From 1970 to 2004, this country did not bother to measure how much salt Canadians ingest. "We had a national nutrition survey in 1970; our next one was in 2004," Katherine Gray-Donald, a McGill University nutritionist, told the Commons health committee this month.

Finland began tackling the issue 30 years ago. It has reduced salt intake by 33 per cent, on average, since then, reduced blood pressure sharply and helped cut deaths from heart attacks and strokes by 75 per cent. Britain has set up an agency dedicated to salt reduction, and has persuaded the food industry to accept voluntary reductions, phased in so consumers won't notice the difference in taste. Canada has the Sodium Working Group, with representatives of the food industry, medicine and government. It takes months to set up a meeting. At the moment its goal seems to be to do more research.

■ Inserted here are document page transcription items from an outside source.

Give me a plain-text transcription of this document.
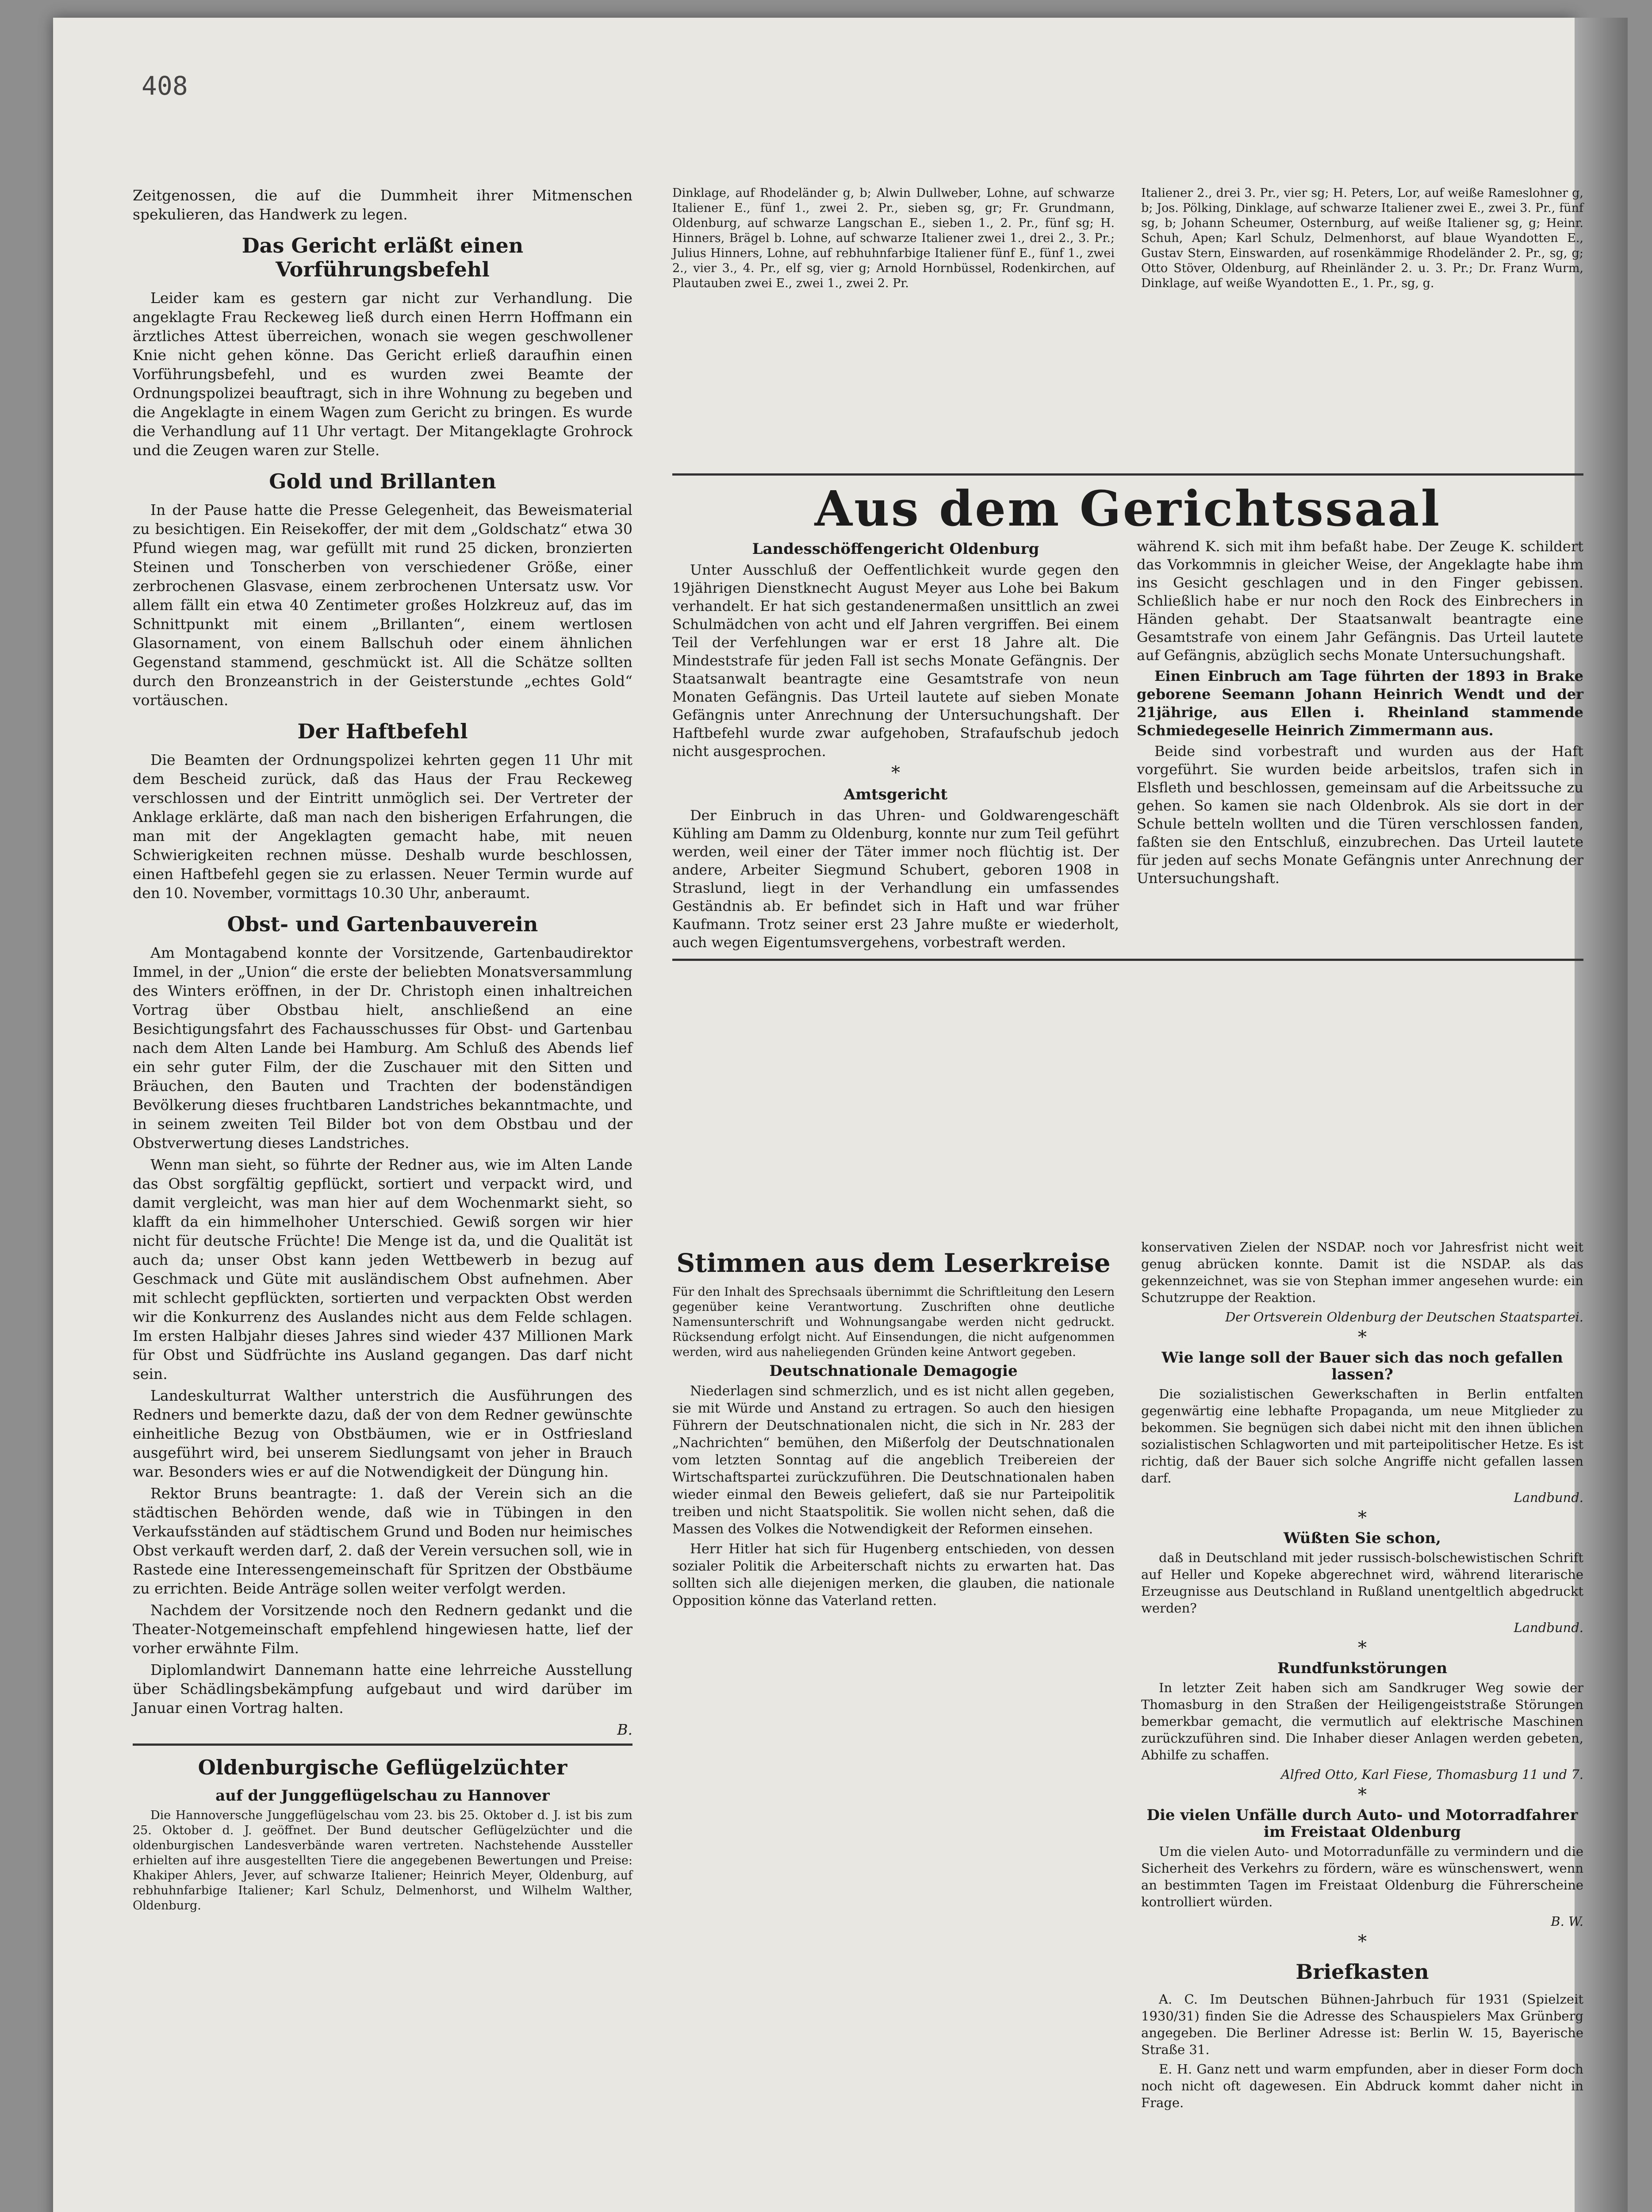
408

Zeitgenossen, die auf die Dummheit ihrer Mitmenschen spekulieren, das Handwerk zu legen.

Das Gericht erläßt einen Vorführungsbefehl

Leider kam es gestern gar nicht zur Verhandlung. Die angeklagte Frau Reckeweg ließ durch einen Herrn Hoffmann ein ärztliches Attest überreichen, wonach sie wegen geschwollener Knie nicht gehen könne. Das Gericht erließ daraufhin einen Vorführungsbefehl, und es wurden zwei Beamte der Ordnungspolizei beauftragt, sich in ihre Wohnung zu begeben und die Angeklagte in einem Wagen zum Gericht zu bringen. Es wurde die Verhandlung auf 11 Uhr vertagt. Der Mitangeklagte Grohrock und die Zeugen waren zur Stelle.

Gold und Brillanten

In der Pause hatte die Presse Gelegenheit, das Beweismaterial zu besichtigen. Ein Reisekoffer, der mit dem „Goldschatz“ etwa 30 Pfund wiegen mag, war gefüllt mit rund 25 dicken, bronzierten Steinen und Tonscherben von verschiedener Größe, einer zerbrochenen Glasvase, einem zerbrochenen Untersatz usw. Vor allem fällt ein etwa 40 Zentimeter großes Holzkreuz auf, das im Schnittpunkt mit einem „Brillanten“, einem wertlosen Glasornament, von einem Ballschuh oder einem ähnlichen Gegenstand stammend, geschmückt ist. All die Schätze sollten durch den Bronzeanstrich in der Geisterstunde „echtes Gold“ vortäuschen.

Der Haftbefehl

Die Beamten der Ordnungspolizei kehrten gegen 11 Uhr mit dem Bescheid zurück, daß das Haus der Frau Reckeweg verschlossen und der Eintritt unmöglich sei. Der Vertreter der Anklage erklärte, daß man nach den bisherigen Erfahrungen, die man mit der Angeklagten gemacht habe, mit neuen Schwierigkeiten rechnen müsse. Deshalb wurde beschlossen, einen Haftbefehl gegen sie zu erlassen. Neuer Termin wurde auf den 10. November, vormittags 10.30 Uhr, anberaumt.

Obst- und Gartenbauverein

Am Montagabend konnte der Vorsitzende, Gartenbaudirektor Immel, in der „Union“ die erste der beliebten Monatsversammlung des Winters eröffnen, in der Dr. Christoph einen inhaltreichen Vortrag über Obstbau hielt, anschließend an eine Besichtigungsfahrt des Fachausschusses für Obst- und Gartenbau nach dem Alten Lande bei Hamburg. Am Schluß des Abends lief ein sehr guter Film, der die Zuschauer mit den Sitten und Bräuchen, den Bauten und Trachten der bodenständigen Bevölkerung dieses fruchtbaren Landstriches bekanntmachte, und in seinem zweiten Teil Bilder bot von dem Obstbau und der Obstverwertung dieses Landstriches.

Wenn man sieht, so führte der Redner aus, wie im Alten Lande das Obst sorgfältig gepflückt, sortiert und verpackt wird, und damit vergleicht, was man hier auf dem Wochenmarkt sieht, so klafft da ein himmelhoher Unterschied. Gewiß sorgen wir hier nicht für deutsche Früchte! Die Menge ist da, und die Qualität ist auch da; unser Obst kann jeden Wettbewerb in bezug auf Geschmack und Güte mit ausländischem Obst aufnehmen. Aber mit schlecht gepflückten, sortierten und verpackten Obst werden wir die Konkurrenz des Auslandes nicht aus dem Felde schlagen. Im ersten Halbjahr dieses Jahres sind wieder 437 Millionen Mark für Obst und Südfrüchte ins Ausland gegangen. Das darf nicht sein.

Landeskulturrat Walther unterstrich die Ausführungen des Redners und bemerkte dazu, daß der von dem Redner gewünschte einheitliche Bezug von Obstbäumen, wie er in Ostfriesland ausgeführt wird, bei unserem Siedlungsamt von jeher in Brauch war. Besonders wies er auf die Notwendigkeit der Düngung hin.

Rektor Bruns beantragte: 1. daß der Verein sich an die städtischen Behörden wende, daß wie in Tübingen in den Verkaufsständen auf städtischem Grund und Boden nur heimisches Obst verkauft werden darf, 2. daß der Verein versuchen soll, wie in Rastede eine Interessengemeinschaft für Spritzen der Obstbäume zu errichten. Beide Anträge sollen weiter verfolgt werden.

Nachdem der Vorsitzende noch den Rednern gedankt und die Theater-Notgemeinschaft empfehlend hingewiesen hatte, lief der vorher erwähnte Film.

Diplomlandwirt Dannemann hatte eine lehrreiche Ausstellung über Schädlingsbekämpfung aufgebaut und wird darüber im Januar einen Vortrag halten.

B.
Oldenburgische Geflügelzüchter
auf der Junggeflügelschau zu Hannover

Die Hannoversche Junggeflügelschau vom 23. bis 25. Oktober d. J. ist bis zum 25. Oktober d. J. geöffnet. Der Bund deutscher Geflügelzüchter und die oldenburgischen Landesverbände waren vertreten. Nachstehende Aussteller erhielten auf ihre ausgestellten Tiere die angegebenen Bewertungen und Preise: Khakiper Ahlers, Jever, auf schwarze Italiener; Heinrich Meyer, Oldenburg, auf rebhuhnfarbige Italiener; Karl Schulz, Delmenhorst, und Wilhelm Walther, Oldenburg.

Dinklage, auf Rhodeländer g, b; Alwin Dullweber, Lohne, auf schwarze Italiener E., fünf 1., zwei 2. Pr., sieben sg, gr; Fr. Grundmann, Oldenburg, auf schwarze Langschan E., sieben 1., 2. Pr., fünf sg; H. Hinners, Brägel b. Lohne, auf schwarze Italiener zwei 1., drei 2., 3. Pr.; Julius Hinners, Lohne, auf rebhuhnfarbige Italiener fünf E., fünf 1., zwei 2., vier 3., 4. Pr., elf sg, vier g; Arnold Hornbüssel, Rodenkirchen, auf Plautauben zwei E., zwei 1., zwei 2. Pr.

Italiener 2., drei 3. Pr., vier sg; H. Peters, Lor, auf weiße Rameslohner g, b; Jos. Pölking, Dinklage, auf schwarze Italiener zwei E., zwei 3. Pr., fünf sg, b; Johann Scheumer, Osternburg, auf weiße Italiener sg, g; Heinr. Schuh, Apen; Karl Schulz, Delmenhorst, auf blaue Wyandotten E., Gustav Stern, Einswarden, auf rosenkämmige Rhodeländer 2. Pr., sg, g; Otto Stöver, Oldenburg, auf Rheinländer 2. u. 3. Pr.; Dr. Franz Wurm, Dinklage, auf weiße Wyandotten E., 1. Pr., sg, g.

Aus dem Gerichtssaal
Landesschöffengericht Oldenburg

Unter Ausschluß der Oeffentlichkeit wurde gegen den 19jährigen Dienstknecht August Meyer aus Lohe bei Bakum verhandelt. Er hat sich gestandenermaßen unsittlich an zwei Schulmädchen von acht und elf Jahren vergriffen. Bei einem Teil der Verfehlungen war er erst 18 Jahre alt. Die Mindeststrafe für jeden Fall ist sechs Monate Gefängnis. Der Staatsanwalt beantragte eine Gesamtstrafe von neun Monaten Gefängnis. Das Urteil lautete auf sieben Monate Gefängnis unter Anrechnung der Untersuchungshaft. Der Haftbefehl wurde zwar aufgehoben, Strafaufschub jedoch nicht ausgesprochen.

*
Amtsgericht

Der Einbruch in das Uhren- und Goldwarengeschäft Kühling am Damm zu Oldenburg, konnte nur zum Teil geführt werden, weil einer der Täter immer noch flüchtig ist. Der andere, Arbeiter Siegmund Schubert, geboren 1908 in Straslund, liegt in der Verhandlung ein umfassendes Geständnis ab. Er befindet sich in Haft und war früher Kaufmann. Trotz seiner erst 23 Jahre mußte er wiederholt, auch wegen Eigentumsvergehens, vorbestraft werden.

während K. sich mit ihm befaßt habe. Der Zeuge K. schildert das Vorkommnis in gleicher Weise, der Angeklagte habe ihm ins Gesicht geschlagen und in den Finger gebissen. Schließlich habe er nur noch den Rock des Einbrechers in Händen gehabt. Der Staatsanwalt beantragte eine Gesamtstrafe von einem Jahr Gefängnis. Das Urteil lautete auf Gefängnis, abzüglich sechs Monate Untersuchungshaft.

Einen Einbruch am Tage führten der 1893 in Brake geborene Seemann Johann Heinrich Wendt und der 21jährige, aus Ellen i. Rheinland stammende Schmiedegeselle Heinrich Zimmermann aus.

Beide sind vorbestraft und wurden aus der Haft vorgeführt. Sie wurden beide arbeitslos, trafen sich in Elsfleth und beschlossen, gemeinsam auf die Arbeitssuche zu gehen. So kamen sie nach Oldenbrok. Als sie dort in der Schule betteln wollten und die Türen verschlossen fanden, faßten sie den Entschluß, einzubrechen. Das Urteil lautete für jeden auf sechs Monate Gefängnis unter Anrechnung der Untersuchungshaft.

Stimmen aus dem Leserkreise

Für den Inhalt des Sprechsaals übernimmt die Schriftleitung den Lesern gegenüber keine Verantwortung. Zuschriften ohne deutliche Namensunterschrift und Wohnungsangabe werden nicht gedruckt. Rücksendung erfolgt nicht. Auf Einsendungen, die nicht aufgenommen werden, wird aus naheliegenden Gründen keine Antwort gegeben.

Deutschnationale Demagogie

Niederlagen sind schmerzlich, und es ist nicht allen gegeben, sie mit Würde und Anstand zu ertragen. So auch den hiesigen Führern der Deutschnationalen nicht, die sich in Nr. 283 der „Nachrichten“ bemühen, den Mißerfolg der Deutschnationalen vom letzten Sonntag auf die angeblich Treibereien der Wirtschaftspartei zurückzuführen. Die Deutschnationalen haben wieder einmal den Beweis geliefert, daß sie nur Parteipolitik treiben und nicht Staatspolitik. Sie wollen nicht sehen, daß die Massen des Volkes die Notwendigkeit der Reformen einsehen.

Herr Hitler hat sich für Hugenberg entschieden, von dessen sozialer Politik die Arbeiterschaft nichts zu erwarten hat. Das sollten sich alle diejenigen merken, die glauben, die nationale Opposition könne das Vaterland retten.

konservativen Zielen der NSDAP. noch vor Jahresfrist nicht weit genug abrücken konnte. Damit ist die NSDAP. als das gekennzeichnet, was sie von Stephan immer angesehen wurde: ein Schutzruppe der Reaktion.

Der Ortsverein Oldenburg der Deutschen Staatspartei.
*
Wie lange soll der Bauer sich das noch gefallen lassen?

Die sozialistischen Gewerkschaften in Berlin entfalten gegenwärtig eine lebhafte Propaganda, um neue Mitglieder zu bekommen. Sie begnügen sich dabei nicht mit den ihnen üblichen sozialistischen Schlagworten und mit parteipolitischer Hetze. Es ist richtig, daß der Bauer sich solche Angriffe nicht gefallen lassen darf.

Landbund.
*
Wüßten Sie schon,

daß in Deutschland mit jeder russisch-bolschewistischen Schrift auf Heller und Kopeke abgerechnet wird, während literarische Erzeugnisse aus Deutschland in Rußland unentgeltlich abgedruckt werden?

Landbund.
*
Rundfunkstörungen

In letzter Zeit haben sich am Sandkruger Weg sowie der Thomasburg in den Straßen der Heiligengeiststraße Störungen bemerkbar gemacht, die vermutlich auf elektrische Maschinen zurückzuführen sind. Die Inhaber dieser Anlagen werden gebeten, Abhilfe zu schaffen.

Alfred Otto, Karl Fiese, Thomasburg 11 und 7.
*
Die vielen Unfälle durch Auto- und Motorradfahrer im Freistaat Oldenburg

Um die vielen Auto- und Motorradunfälle zu vermindern und die Sicherheit des Verkehrs zu fördern, wäre es wünschenswert, wenn an bestimmten Tagen im Freistaat Oldenburg die Führerscheine kontrolliert würden.

B. W.
*
Briefkasten

A. C. Im Deutschen Bühnen-Jahrbuch für 1931 (Spielzeit 1930/31) finden Sie die Adresse des Schauspielers Max Grünberg angegeben. Die Berliner Adresse ist: Berlin W. 15, Bayerische Straße 31.

E. H. Ganz nett und warm empfunden, aber in dieser Form doch noch nicht oft dagewesen. Ein Abdruck kommt daher nicht in Frage.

The Canadian government needs to show some motivation. A new study that shows an extra teaspoon a day of salt heightens the risk of stroke by 23 per cent and of heart disease by 17 per cent should give the Sodium Working Group a reason to get out of bed in the morning. The danger was direct. In 13 studies involving 170,000 people between 1996 and 2008, excess salt was directly to blame for more than 10,000 heart attacks and strokes, according to research published last week in the British Medical Journal.

Sodium levels in some food products sold in Canada are much higher than in the same products sold elsewhere. A cup of All-Bran cereal in Canada has 620 milligrams of sodium, compared with just 160 milligrams in the U.S. Canadians should be angry about that. Their government should be angry on their behalf.

"Is our palate different from the Americans' palate?" New Democrat MP Judy Wasylycia-Leis asked incredulously of a Kellogg Canada Inc. spokeswoman at the health committee. Yes, she was told, it is. Unfortunately, though, Canadians hearts are very much the same as those of Americans. Those hearts can take only so much salt.

The food industry is only too happy to take its sweet time to make salt reductions (or "renovations," as the Kellogg spokeswoman calls them). "We must balance the push of science against the pull of the market," a Nestlé Canada spokeswoman told the health committee. Roughly 80 per cent of Canadians' salt intake comes from processed foods. This is where the heart of the problem lies.

The push of common sense, through voluntary reduction targets and clear "stop" signs on salt-drenched foods, should be enough to teach the market to accept less salt, as it did, willingly, in Britain. Government has enough reason to be motivated, and to do the pushing.